OpenAI a commencé à tester la publicité dans ChatGPT avec un design délibérément conservateur : un pilote limité aux États-Unis, uniquement pour les utilisateurs adultes connectés aux plans Gratuit et Go, avec un contenu sponsorisé qui apparaît en dessous de la réponse et marqué comme sponsorisé. Les plans payants restent sans publicité. Le détail opérationnel importe moins que le message corporatif : l'entreprise expérimente un modèle qui transforme historiquement des audiences massives en revenus.
Les chiffres expliquent l'urgence. ChatGPT évolue sur une échelle de 800 à 900 millions d'utilisateurs actifs par semaine, tandis que moins de 5% paie pour des niveaux premium. OpenAI a rapporté 20 milliards de dollars de revenus en 2025, mais les prévisions citées dans la couverture parlent de pertes cumulées allant jusqu'à 144 milliards d'ici 2029. La discussion autour des annonces cesse d'être philosophique lorsque le coût d'infrastructure et de calcul impose son rythme. En d'autres termes, il y a une réalité simple : beaucoup de gens veulent utiliser beaucoup d'IA sans vouloir payer.
Le pilote révèle également l'ambition. L'accès pour les annonceurs n'est pas en libre-service : un engagement minimum de 200 000 dollars est requis, et un CPM proche de 60 dollars est évoqué. Ce n'est pas de la publicité pour les PME ; il s'agit d'un inventaire premium avec des restrictions sur des sujets sensibles — pas de santé, de politique ni de santé mentale — et une mesure initiale basée sur impressions et clics.
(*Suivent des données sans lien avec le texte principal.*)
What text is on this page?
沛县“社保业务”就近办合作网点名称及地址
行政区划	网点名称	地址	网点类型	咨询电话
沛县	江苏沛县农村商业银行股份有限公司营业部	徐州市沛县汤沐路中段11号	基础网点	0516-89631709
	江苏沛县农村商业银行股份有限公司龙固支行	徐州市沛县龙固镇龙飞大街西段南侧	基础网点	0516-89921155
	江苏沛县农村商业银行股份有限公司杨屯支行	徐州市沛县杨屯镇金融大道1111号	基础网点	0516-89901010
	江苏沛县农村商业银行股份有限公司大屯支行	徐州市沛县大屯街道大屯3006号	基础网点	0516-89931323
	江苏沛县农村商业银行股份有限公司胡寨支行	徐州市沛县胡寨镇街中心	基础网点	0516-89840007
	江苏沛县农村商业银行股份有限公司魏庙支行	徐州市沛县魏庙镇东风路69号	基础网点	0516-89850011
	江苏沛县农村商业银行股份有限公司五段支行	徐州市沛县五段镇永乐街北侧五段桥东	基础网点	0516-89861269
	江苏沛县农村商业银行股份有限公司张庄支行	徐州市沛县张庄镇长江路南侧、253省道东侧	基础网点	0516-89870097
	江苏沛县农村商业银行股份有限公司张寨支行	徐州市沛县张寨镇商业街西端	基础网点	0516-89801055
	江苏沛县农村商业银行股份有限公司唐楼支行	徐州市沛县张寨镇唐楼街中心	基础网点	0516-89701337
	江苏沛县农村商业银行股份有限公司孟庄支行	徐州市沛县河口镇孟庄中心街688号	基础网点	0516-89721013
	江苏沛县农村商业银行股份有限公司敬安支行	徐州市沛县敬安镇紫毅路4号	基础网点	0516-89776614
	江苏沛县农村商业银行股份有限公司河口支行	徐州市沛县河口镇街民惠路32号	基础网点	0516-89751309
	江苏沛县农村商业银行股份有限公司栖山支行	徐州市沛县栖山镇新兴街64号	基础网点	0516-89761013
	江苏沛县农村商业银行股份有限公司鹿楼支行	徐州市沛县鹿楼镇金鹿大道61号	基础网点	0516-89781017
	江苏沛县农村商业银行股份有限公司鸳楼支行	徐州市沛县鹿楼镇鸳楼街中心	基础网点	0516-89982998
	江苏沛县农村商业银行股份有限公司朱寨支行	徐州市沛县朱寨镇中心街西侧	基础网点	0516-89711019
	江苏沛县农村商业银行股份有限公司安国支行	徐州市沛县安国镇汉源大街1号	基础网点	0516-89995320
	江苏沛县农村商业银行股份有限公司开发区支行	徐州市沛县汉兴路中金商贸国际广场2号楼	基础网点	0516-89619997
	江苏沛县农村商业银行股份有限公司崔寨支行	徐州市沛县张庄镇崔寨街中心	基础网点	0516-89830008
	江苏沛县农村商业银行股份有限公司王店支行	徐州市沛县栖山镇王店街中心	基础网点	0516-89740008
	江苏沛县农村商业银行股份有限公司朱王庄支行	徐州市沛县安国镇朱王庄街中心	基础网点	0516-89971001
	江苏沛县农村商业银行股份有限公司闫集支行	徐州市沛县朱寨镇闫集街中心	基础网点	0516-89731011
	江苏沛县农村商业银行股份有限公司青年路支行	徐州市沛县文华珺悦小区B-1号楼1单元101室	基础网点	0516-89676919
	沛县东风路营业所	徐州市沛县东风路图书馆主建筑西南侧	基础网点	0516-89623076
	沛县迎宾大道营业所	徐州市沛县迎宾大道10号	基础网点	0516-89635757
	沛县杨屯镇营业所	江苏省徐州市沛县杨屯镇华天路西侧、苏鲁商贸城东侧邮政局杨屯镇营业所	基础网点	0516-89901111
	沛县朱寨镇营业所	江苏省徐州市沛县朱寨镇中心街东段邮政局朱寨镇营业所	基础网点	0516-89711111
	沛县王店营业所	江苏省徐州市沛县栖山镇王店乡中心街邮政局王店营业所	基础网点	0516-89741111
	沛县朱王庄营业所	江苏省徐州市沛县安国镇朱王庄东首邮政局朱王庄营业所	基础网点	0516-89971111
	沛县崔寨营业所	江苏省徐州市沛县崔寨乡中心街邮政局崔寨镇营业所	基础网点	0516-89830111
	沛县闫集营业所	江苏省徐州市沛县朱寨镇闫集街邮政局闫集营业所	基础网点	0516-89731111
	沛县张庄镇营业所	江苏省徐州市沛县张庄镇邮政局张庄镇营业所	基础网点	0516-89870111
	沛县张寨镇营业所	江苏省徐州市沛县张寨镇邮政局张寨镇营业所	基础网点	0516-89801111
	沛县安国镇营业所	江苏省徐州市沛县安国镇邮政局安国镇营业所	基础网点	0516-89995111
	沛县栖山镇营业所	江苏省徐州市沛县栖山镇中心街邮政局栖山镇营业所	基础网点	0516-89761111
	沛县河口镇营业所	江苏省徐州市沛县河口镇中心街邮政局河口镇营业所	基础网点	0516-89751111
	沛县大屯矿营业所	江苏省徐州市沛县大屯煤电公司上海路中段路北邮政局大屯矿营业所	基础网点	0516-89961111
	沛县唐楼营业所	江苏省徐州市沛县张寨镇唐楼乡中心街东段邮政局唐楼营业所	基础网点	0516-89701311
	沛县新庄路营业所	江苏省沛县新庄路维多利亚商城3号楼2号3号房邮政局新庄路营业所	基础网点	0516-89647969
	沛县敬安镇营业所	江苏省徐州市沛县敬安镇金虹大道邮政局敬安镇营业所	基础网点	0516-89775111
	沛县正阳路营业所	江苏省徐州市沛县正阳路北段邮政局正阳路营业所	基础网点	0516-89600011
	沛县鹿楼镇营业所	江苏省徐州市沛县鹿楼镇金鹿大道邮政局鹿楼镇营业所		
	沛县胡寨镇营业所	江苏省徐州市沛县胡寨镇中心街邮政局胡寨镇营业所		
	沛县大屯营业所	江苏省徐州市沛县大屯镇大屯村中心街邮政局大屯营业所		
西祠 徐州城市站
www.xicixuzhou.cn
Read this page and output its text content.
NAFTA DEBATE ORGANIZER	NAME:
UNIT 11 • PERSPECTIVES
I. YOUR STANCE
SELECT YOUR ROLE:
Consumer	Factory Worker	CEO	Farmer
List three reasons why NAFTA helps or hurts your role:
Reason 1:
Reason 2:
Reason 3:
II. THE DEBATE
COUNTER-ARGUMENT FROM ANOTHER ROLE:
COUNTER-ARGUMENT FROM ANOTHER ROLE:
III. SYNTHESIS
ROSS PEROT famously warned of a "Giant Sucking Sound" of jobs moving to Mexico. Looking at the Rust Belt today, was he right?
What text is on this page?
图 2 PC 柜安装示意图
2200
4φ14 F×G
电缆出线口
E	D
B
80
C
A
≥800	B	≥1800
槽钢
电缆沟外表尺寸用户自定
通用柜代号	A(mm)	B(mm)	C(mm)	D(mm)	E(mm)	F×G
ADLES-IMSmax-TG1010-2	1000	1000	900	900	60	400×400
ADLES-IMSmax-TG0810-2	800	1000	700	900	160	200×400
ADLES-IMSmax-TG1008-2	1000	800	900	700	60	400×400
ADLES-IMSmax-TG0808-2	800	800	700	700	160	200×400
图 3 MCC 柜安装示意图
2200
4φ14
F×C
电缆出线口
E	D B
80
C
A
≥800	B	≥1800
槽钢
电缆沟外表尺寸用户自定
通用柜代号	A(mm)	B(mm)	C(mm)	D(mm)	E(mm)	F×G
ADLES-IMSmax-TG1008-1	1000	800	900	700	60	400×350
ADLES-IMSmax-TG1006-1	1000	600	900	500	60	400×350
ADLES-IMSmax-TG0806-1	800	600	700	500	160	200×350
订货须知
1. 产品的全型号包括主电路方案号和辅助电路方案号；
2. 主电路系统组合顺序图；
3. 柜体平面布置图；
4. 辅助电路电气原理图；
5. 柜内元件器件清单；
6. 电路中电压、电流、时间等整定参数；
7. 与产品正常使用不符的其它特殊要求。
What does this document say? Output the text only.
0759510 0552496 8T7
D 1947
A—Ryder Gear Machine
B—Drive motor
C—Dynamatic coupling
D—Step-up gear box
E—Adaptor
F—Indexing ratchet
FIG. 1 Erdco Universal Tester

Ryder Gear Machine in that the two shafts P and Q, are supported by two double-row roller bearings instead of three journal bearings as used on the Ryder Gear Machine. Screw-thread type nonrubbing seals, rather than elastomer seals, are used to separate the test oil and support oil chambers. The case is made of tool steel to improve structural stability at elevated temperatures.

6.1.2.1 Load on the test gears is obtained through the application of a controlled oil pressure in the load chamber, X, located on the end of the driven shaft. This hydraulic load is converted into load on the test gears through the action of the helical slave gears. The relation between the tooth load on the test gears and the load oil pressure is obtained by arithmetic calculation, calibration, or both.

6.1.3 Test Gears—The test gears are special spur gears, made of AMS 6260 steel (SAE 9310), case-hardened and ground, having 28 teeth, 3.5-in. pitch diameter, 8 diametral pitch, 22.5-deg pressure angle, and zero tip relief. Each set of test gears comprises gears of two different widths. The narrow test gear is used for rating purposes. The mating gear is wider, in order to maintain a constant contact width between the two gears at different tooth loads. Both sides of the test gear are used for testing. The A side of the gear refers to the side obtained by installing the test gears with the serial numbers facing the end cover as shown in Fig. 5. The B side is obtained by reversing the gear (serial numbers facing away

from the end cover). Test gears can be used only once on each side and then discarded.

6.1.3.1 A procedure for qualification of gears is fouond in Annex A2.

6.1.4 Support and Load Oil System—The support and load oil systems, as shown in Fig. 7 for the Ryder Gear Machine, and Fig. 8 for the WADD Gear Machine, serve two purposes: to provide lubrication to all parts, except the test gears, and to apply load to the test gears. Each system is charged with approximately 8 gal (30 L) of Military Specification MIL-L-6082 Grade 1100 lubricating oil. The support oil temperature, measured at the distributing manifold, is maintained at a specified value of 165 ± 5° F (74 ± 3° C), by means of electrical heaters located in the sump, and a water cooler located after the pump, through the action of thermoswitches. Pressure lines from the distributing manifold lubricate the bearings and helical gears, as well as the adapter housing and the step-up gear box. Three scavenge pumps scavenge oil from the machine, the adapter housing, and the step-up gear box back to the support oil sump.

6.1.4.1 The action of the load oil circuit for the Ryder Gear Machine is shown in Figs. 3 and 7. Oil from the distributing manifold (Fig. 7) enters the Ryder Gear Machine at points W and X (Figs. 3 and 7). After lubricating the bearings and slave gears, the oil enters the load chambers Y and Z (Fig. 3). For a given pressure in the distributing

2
Tout est conçu pour maximiser le contrôle, minimiser les crises de réputation et, surtout, apprendre rapidement.
L'économie réelle derrière l'annonce étiquetée comme sponsorisée
Ce mouvement ne vient pas d'un caprice de produit. Il trouve sa source dans la nécessité mathématique de soutenir une plateforme d'IA conversationnelle à l'échelle mondiale, avec une base d'utilisateurs majoritairement non payants. Avec moins de 5% utilisant des plans premium, le modèle d'abonnement à lui seul laisse trop de demande non monétisée. L'entreprise peut croître en revenus et ne pas combler le déficit si le coût marginal de service des interactions reste élevé et si les dépenses d'infrastructure explosent.
Le pilote publicitaire s'attaque à ce point : monétiser l'utilisation gratuite sans toucher à la promesse clé du plan payant, qui est de rester exempt de publicités. Ce design protège également une seconde promesse : que l'annonce ne dégrade pas la valeur centrale du produit. C'est pourquoi le sponsoring apparaît sous la réponse et, selon les informations rapportées, fonctionne dans un système séparé du modèle, utilisant le contexte de la conversation pour la segmentation, mais sans influencer la réponse. En termes de gouvernance, OpenAI cherche à éviter le scénario le plus corrosif : que l'utilisateur suspecte que la réponse a été "achetée".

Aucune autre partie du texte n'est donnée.